## Prime number generator

For questions about problems on the Project Euler web site. No spoilers. Please include the question number in the subject line of your post.

### Prime number generator

Hi, i've started on some Project Euler problems so I can get to learn python -- I might have a few questions about different things!

I had a question about generating prime numbers - a few of the problems so far have been about primes, so having a nice fast script would be quite useful.
I made v1, which seemed to be ok... until I needed the 10001st prime - then it took about 20 mins to crunch through to a (correct) answer
I have now coded v2, which gets to 10001st in <2 secs.

v1: Takes a 'candidate prime', checks if it is prime by checking (candidate % div == 0) against the current list of confirmed primes, primes = [2, 3, 5, 7...etc etc]". If the candidate is prime, append to primes[]; if not, take the next odd number as the new candidate (until some specified limit).

Problem: it was very slow! I guessed that, in order to loop through all the confirmed primes, when I call my isItAPrimeNumber(candidate) function, Python has to hold the *entire* list of confirmed primes[] in memory, in order to test each one... Is this correct? Using python -m profiler, it tells me all the processing time is going to this function, but not really anything more detailed.

v2: Takes the 'candidate' and simply divides by 2, 3, 5, 7, 9... etc (basically just odd numbers) until it either a) finds a divisor; or b) gets too big (sqrt of the candidate). Now, we don't hold anything in memory -- just the integer that is being used as a divisor, which is incremented by 2 at the end of each loop.

Questions: It feels like v2 is "logically inefficient" -- I shouldn't be testing 9 (= 3*3), 15 (3*5), 21 (3*7) at all, since I have already tested 3, 5 and 7...... but it must be more "computationally efficient" to simply test all the odd numbers, because the computer is faster at doing the 'stupid thing' (incrementing the divisor) than the 'smart thing' (load primes[] into memory, grab each item and use as divisors). With low numbers it probably doesn't make much difference - a lot of the odd numbers will be prime anyway. But as the range increases, we are pointlessly testing a lot of odd numbers which have prime factors themselves (altough this seems to be massively compensated for, by not having to load the massive list of primes[] into memory anyways).

Is there a 'smart way' to grab items from primes[] one at a time?? Or is that just part of the game, because of the way Python deals with list objects?
(I've been reading a bit about 'generators' but I don't really understand. It feels like this should be part of the solution, but I could be wrong. Also - i am learning python! And never really done any OOP before either!)

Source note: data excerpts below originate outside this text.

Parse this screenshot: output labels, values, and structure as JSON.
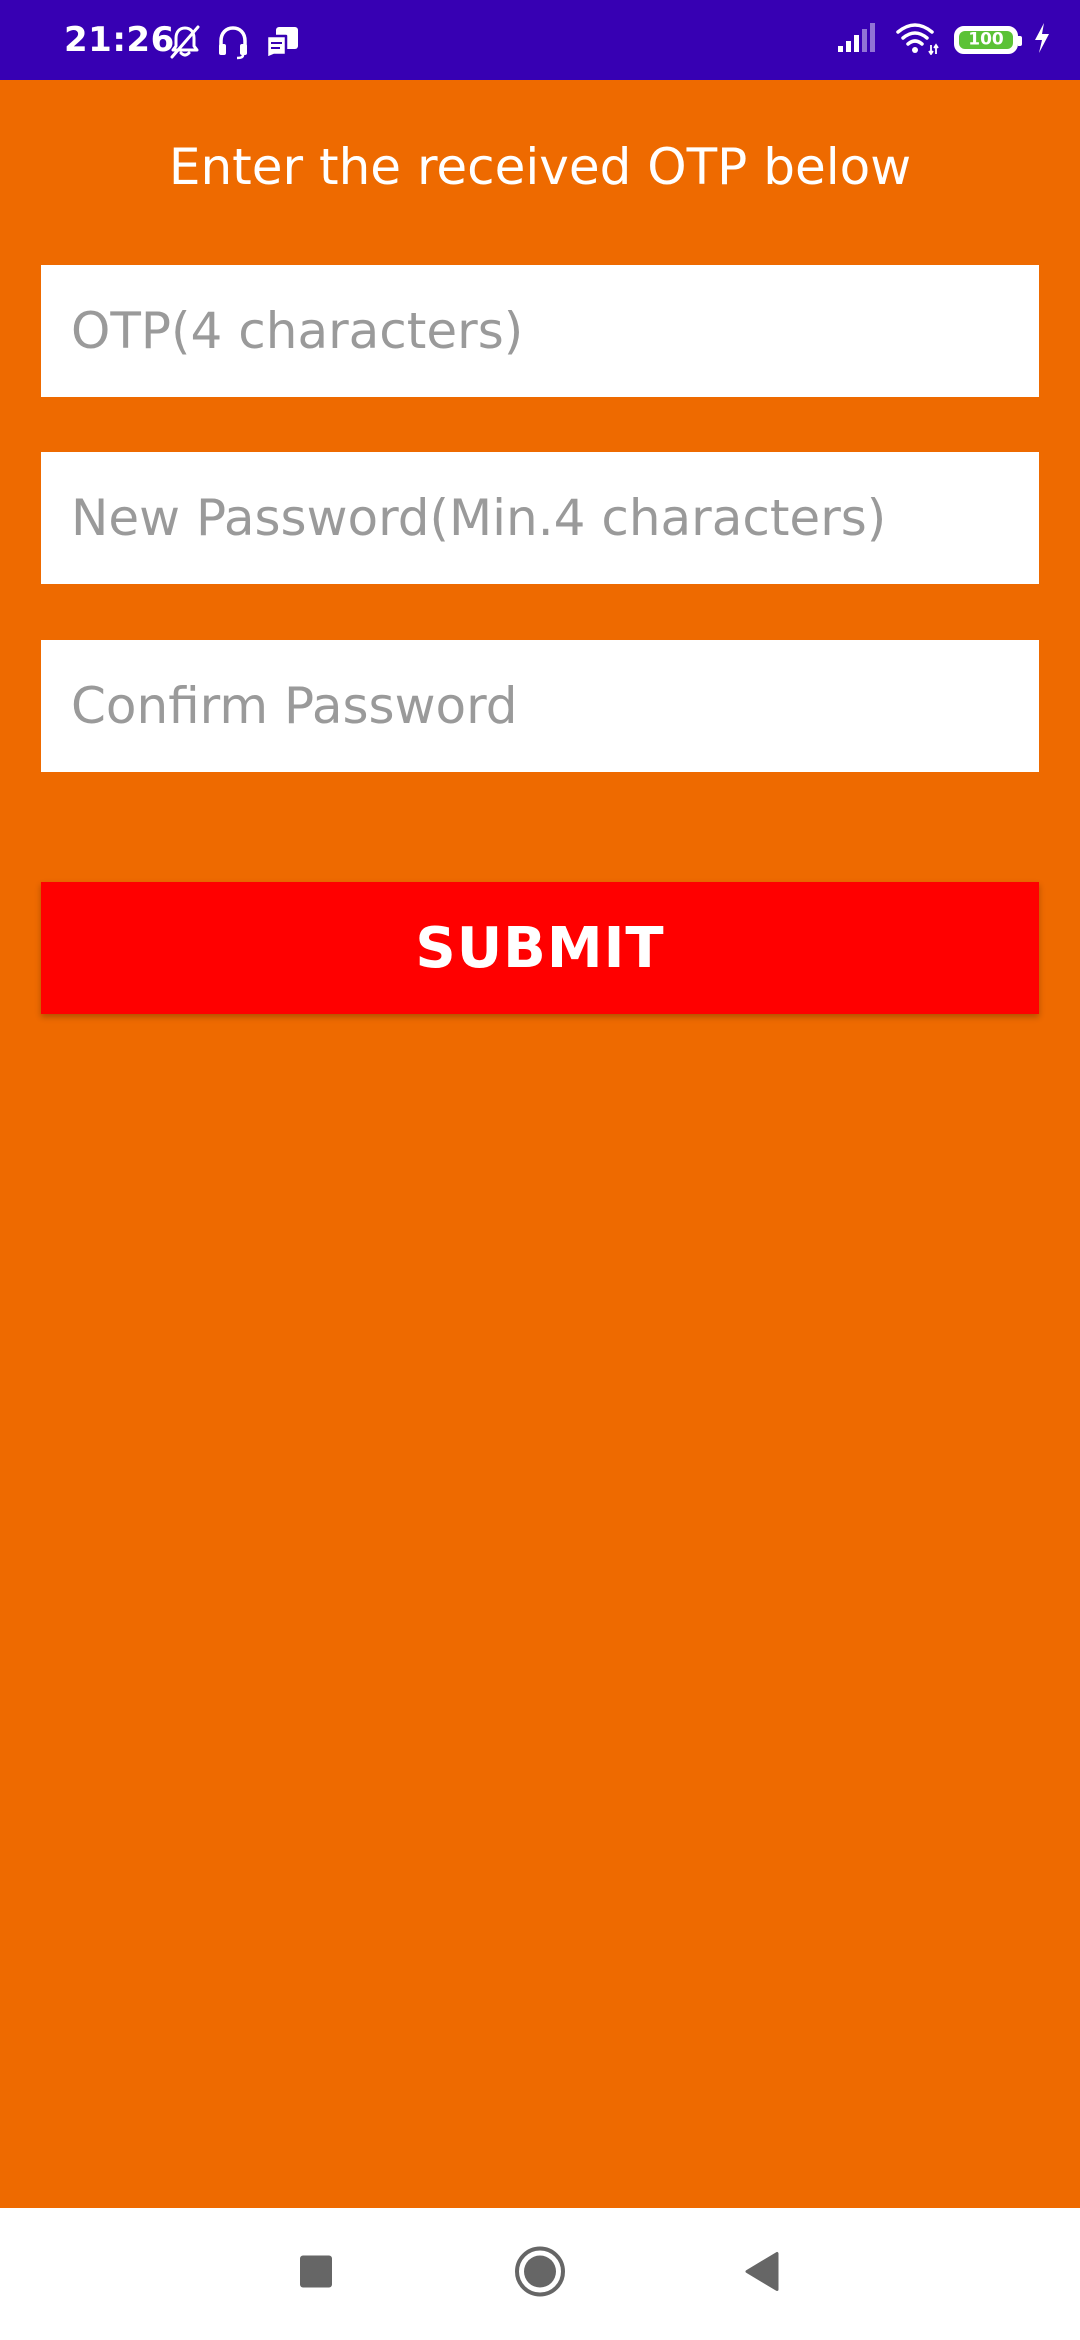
{
  "status_bar": {
    "time": "21:26",
    "background": "#3700B3",
    "left_icons": [
      "bell-off-icon",
      "headphones-icon",
      "message-icon"
    ],
    "right_icons": [
      "signal-icon",
      "wifi-icon",
      "battery-icon",
      "charging-icon"
    ],
    "battery_level": "100",
    "battery_color": "#5BC236"
  },
  "main": {
    "background": "#EE6A00",
    "title": "Enter the received OTP below",
    "fields": {
      "otp": {
        "placeholder": "OTP(4 characters)",
        "value": ""
      },
      "new_password": {
        "placeholder": "New Password(Min.4 characters)",
        "value": ""
      },
      "confirm_password": {
        "placeholder": "Confirm Password",
        "value": ""
      }
    },
    "submit_label": "SUBMIT",
    "submit_color": "#FF0000"
  },
  "nav_bar": {
    "buttons": [
      "recents-icon",
      "home-icon",
      "back-icon"
    ]
  }
}
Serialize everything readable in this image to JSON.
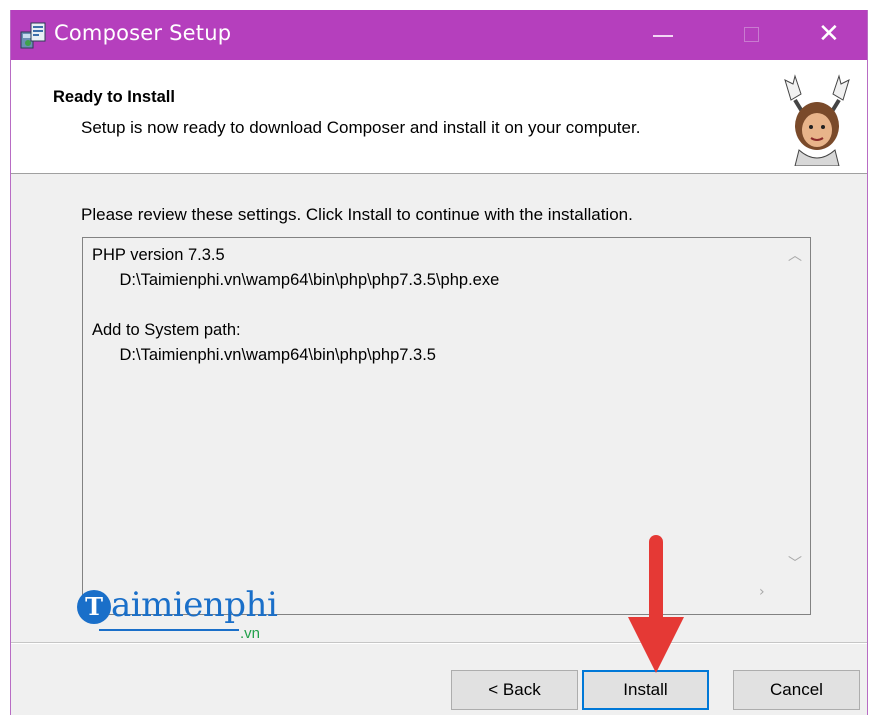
{
  "window": {
    "title": "Composer Setup",
    "titlebar_color": "#b53fbd",
    "icons": {
      "app": "setup-installer-icon",
      "minimize": "minimize-icon",
      "maximize": "maximize-icon",
      "close": "close-icon"
    }
  },
  "header": {
    "title": "Ready to Install",
    "subtitle": "Setup is now ready to download Composer and install it on your computer.",
    "image": "composer-mascot-icon"
  },
  "body": {
    "instruction": "Please review these settings. Click Install to continue with the installation.",
    "settings_lines": [
      "PHP version 7.3.5",
      "      D:\\Taimienphi.vn\\wamp64\\bin\\php\\php7.3.5\\php.exe",
      "",
      "Add to System path:",
      "      D:\\Taimienphi.vn\\wamp64\\bin\\php\\php7.3.5"
    ]
  },
  "watermark": {
    "letter": "T",
    "name": "aimienphi",
    "suffix": ".vn"
  },
  "buttons": {
    "back": "< Back",
    "install": "Install",
    "cancel": "Cancel"
  },
  "colors": {
    "focus_border": "#0078d7",
    "arrow": "#e53935",
    "watermark_blue": "#1a6fc9",
    "watermark_green": "#21a04a"
  }
}
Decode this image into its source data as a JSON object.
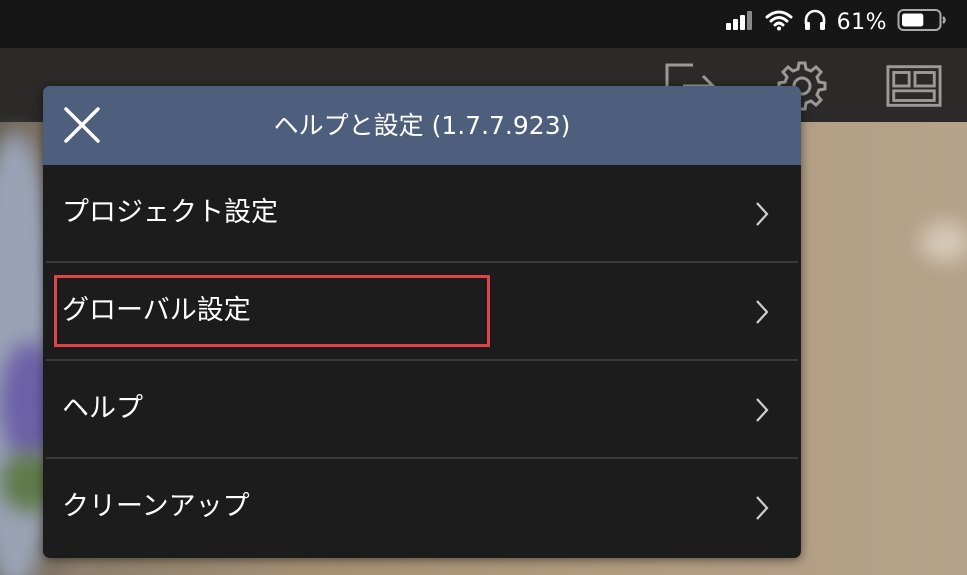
{
  "status_bar": {
    "battery_percent": "61%",
    "battery_level": 0.61,
    "icons": [
      "cellular-signal-icon",
      "wifi-icon",
      "headphones-icon",
      "battery-icon"
    ]
  },
  "toolbar": {
    "icons": [
      "export-icon",
      "settings-gear-icon",
      "layout-icon"
    ]
  },
  "popover": {
    "title": "ヘルプと設定 (1.7.7.923)",
    "close_icon": "close-icon",
    "header_color": "#4d5f7d",
    "items": [
      {
        "label": "プロジェクト設定",
        "icon": "chevron-right-icon"
      },
      {
        "label": "グローバル設定",
        "icon": "chevron-right-icon",
        "highlighted": true
      },
      {
        "label": "ヘルプ",
        "icon": "chevron-right-icon"
      },
      {
        "label": "クリーンアップ",
        "icon": "chevron-right-icon"
      }
    ]
  },
  "colors": {
    "highlight_border": "#e0444a",
    "menu_background": "#1c1c1c",
    "divider": "#3a3a3a"
  }
}
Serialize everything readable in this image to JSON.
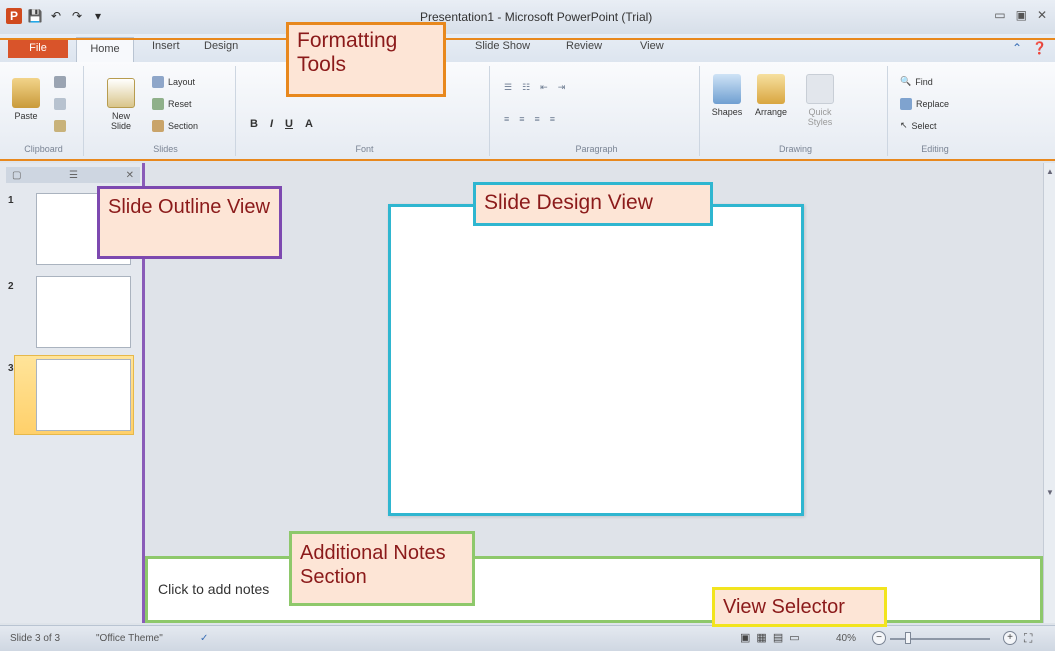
{
  "window": {
    "title": "Presentation1 - Microsoft PowerPoint (Trial)",
    "controls": [
      "▭",
      "▣",
      "✕"
    ]
  },
  "qat": {
    "logo": "P",
    "save": "💾",
    "undo": "↶",
    "redo": "↷",
    "customize": "▾"
  },
  "tabs": {
    "file": "File",
    "home": "Home",
    "insert": "Insert",
    "design": "Design",
    "slideshow": "Slide Show",
    "review": "Review",
    "view": "View"
  },
  "ribbon": {
    "clipboard": {
      "label": "Clipboard",
      "paste": "Paste"
    },
    "slides": {
      "label": "Slides",
      "new_slide": "New Slide",
      "layout": "Layout",
      "reset": "Reset",
      "section": "Section"
    },
    "font": {
      "label": "Font",
      "bold": "B",
      "italic": "I",
      "underline": "U",
      "font_size": "A"
    },
    "paragraph": {
      "label": "Paragraph"
    },
    "drawing": {
      "label": "Drawing",
      "shapes": "Shapes",
      "arrange": "Arrange",
      "quick_styles": "Quick Styles"
    },
    "editing": {
      "label": "Editing",
      "find": "Find",
      "replace": "Replace",
      "select": "Select"
    }
  },
  "thumbnails": {
    "pane_close": "✕",
    "items": [
      {
        "num": "1"
      },
      {
        "num": "2"
      },
      {
        "num": "3"
      }
    ]
  },
  "notes": {
    "placeholder": "Click to add notes"
  },
  "status": {
    "slide": "Slide 3 of 3",
    "theme": "\"Office Theme\"",
    "zoom": "40%",
    "zoom_out": "−",
    "zoom_in": "+"
  },
  "callouts": {
    "formatting_tools": "Formatting Tools",
    "slide_outline_view": "Slide Outline View",
    "slide_design_view": "Slide Design View",
    "additional_notes": "Additional Notes Section",
    "view_selector": "View Selector"
  },
  "colors": {
    "formatting_border": "#e8881d",
    "outline_border": "#7d49b0",
    "design_border": "#2fb6d0",
    "notes_border": "#8ec86b",
    "view_border": "#f2e41e",
    "callout_text": "#8b1a1a"
  }
}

Thanks for reading! Hope that was relatively clear...
jimbo_jones

Posts: 1
Joined: Wed Nov 06, 2013 10:26 pm

### Re: Prime number generator

jimbo_jones wrote:Hi, i've started on some Project Euler problems so I can get to learn python -- I might have a few questions about different things!

Welcome to the forum!

Problem: it was very slow! I guessed that, in order to loop through all the confirmed primes, when I call my isItAPrimeNumber(candidate) function, Python has to hold the *entire* list of confirmed primes[] in memory, in order to test each one... Is this correct? Using python -m profiler, it tells me all the processing time is going to this function, but not really anything more detailed.

When you have a question about code, it's usually better to post the code in question, but yes, it sounds like you're using memory proportional to the size of your prime.

v2: Takes the 'candidate' and simply divides by 2, 3, 5, 7, 9... etc (basically just odd numbers) until it either a) finds a divisor; or b) gets too big (sqrt of the candidate). Now, we don't hold anything in memory -- just the integer that is being used as a divisor, which is incremented by 2 at the end of each loop.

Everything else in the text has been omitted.